In criminal prosecutions in any court whatever, the party accused shall have the right to a speedy and public trial; to have the process of the court to compel the attendance of witnesses in his behalf; and to appear and defend in person and with counsel. No person shall be twice put in jeopardy for the same offense, nor be compelled in any criminal case to be a witness against himself, nor be deprived of life, liberty or property without due process of law.
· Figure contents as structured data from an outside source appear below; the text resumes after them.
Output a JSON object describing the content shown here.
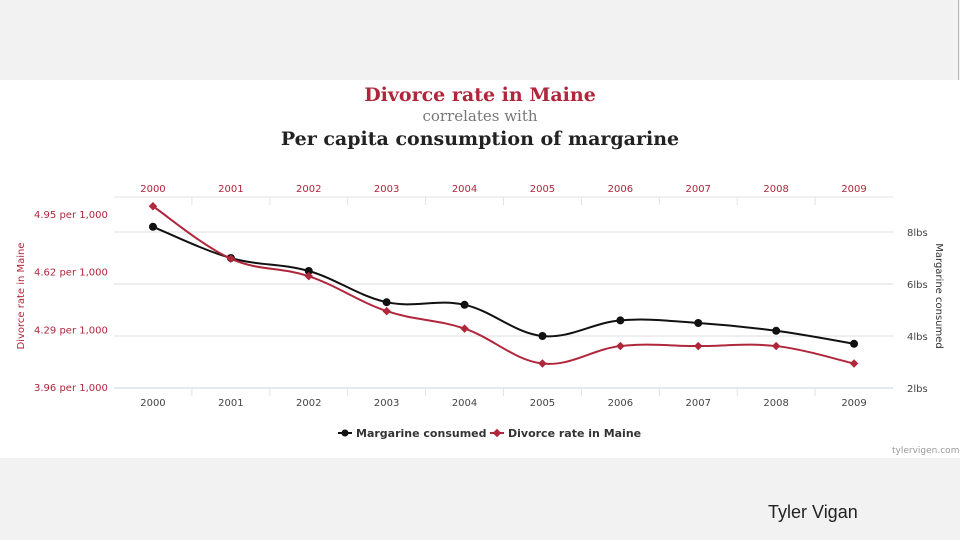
{
  "chart_data": {
    "type": "line",
    "title": "Divorce rate in Maine",
    "subtitle": "correlates with",
    "title2": "Per capita consumption of margarine",
    "x": [
      "2000",
      "2001",
      "2002",
      "2003",
      "2004",
      "2005",
      "2006",
      "2007",
      "2008",
      "2009"
    ],
    "series": [
      {
        "name": "Margarine consumed",
        "axis": "right",
        "color": "#111111",
        "values": [
          8.2,
          7.0,
          6.5,
          5.3,
          5.2,
          4.0,
          4.6,
          4.5,
          4.2,
          3.7
        ]
      },
      {
        "name": "Divorce rate in Maine",
        "axis": "left",
        "color": "#b0263b",
        "values": [
          5.0,
          4.7,
          4.6,
          4.4,
          4.3,
          4.1,
          4.2,
          4.2,
          4.2,
          4.1
        ]
      }
    ],
    "left_axis": {
      "label": "Divorce rate in Maine",
      "range": [
        3.96,
        4.95
      ],
      "ticks": [
        {
          "value": 4.95,
          "label": "4.95 per 1,000"
        },
        {
          "value": 4.62,
          "label": "4.62 per 1,000"
        },
        {
          "value": 4.29,
          "label": "4.29 per 1,000"
        },
        {
          "value": 3.96,
          "label": "3.96 per 1,000"
        }
      ]
    },
    "right_axis": {
      "label": "Margarine consumed",
      "range": [
        2,
        8
      ],
      "ticks": [
        {
          "value": 8,
          "label": "8lbs"
        },
        {
          "value": 6,
          "label": "6lbs"
        },
        {
          "value": 4,
          "label": "4lbs"
        },
        {
          "value": 2,
          "label": "2lbs"
        }
      ]
    },
    "grid": true,
    "legend_position": "bottom"
  },
  "credit": "tylervigen.com",
  "author": "Tyler Vigan",
  "colors": {
    "divorce": "#b0263b",
    "margarine": "#111111",
    "axis_text": "#999999",
    "grid": "#dddddd"
  }
}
[1] State's exhibit one was admitted without objection as to its relevancy or materiality. Unless the admission of such evidence were to rise to the level of obvious error, see Rule 52(b), NDRCrimP, State v. Raywalt, 436 N.W.2d 234 (N.D.1989), it was evidence the jury was entitled to consider. Paine v. Willson, 146 F. 488 (C.C.A. N.D.1906) [inadmissible evidence, introduced without objection, may establish the fact in controversy as conclusively as the best evidence regularly produced]; Hannahs v. Noah, 83 S.D. 296, 158 N.W.2d 678 (1968) [incompetent evidence if admitted without objection has probative value and may be considered with the same force and effect as proper evidence]. We have consistently iterated the principle that circumstantial evidence is sufficient to sustain a finding of guilty in a criminal action. E.g. State v. Olson, 290 N.W.2d 664 (N.D.1980) [mostly circumstantial evidence sufficient for conviction of murder]; State v. Allen, 237 N.W.2d 154 (N.D.1975) [circumstantial evidence sufficient for jury to draw inference defendant guilty of burglary].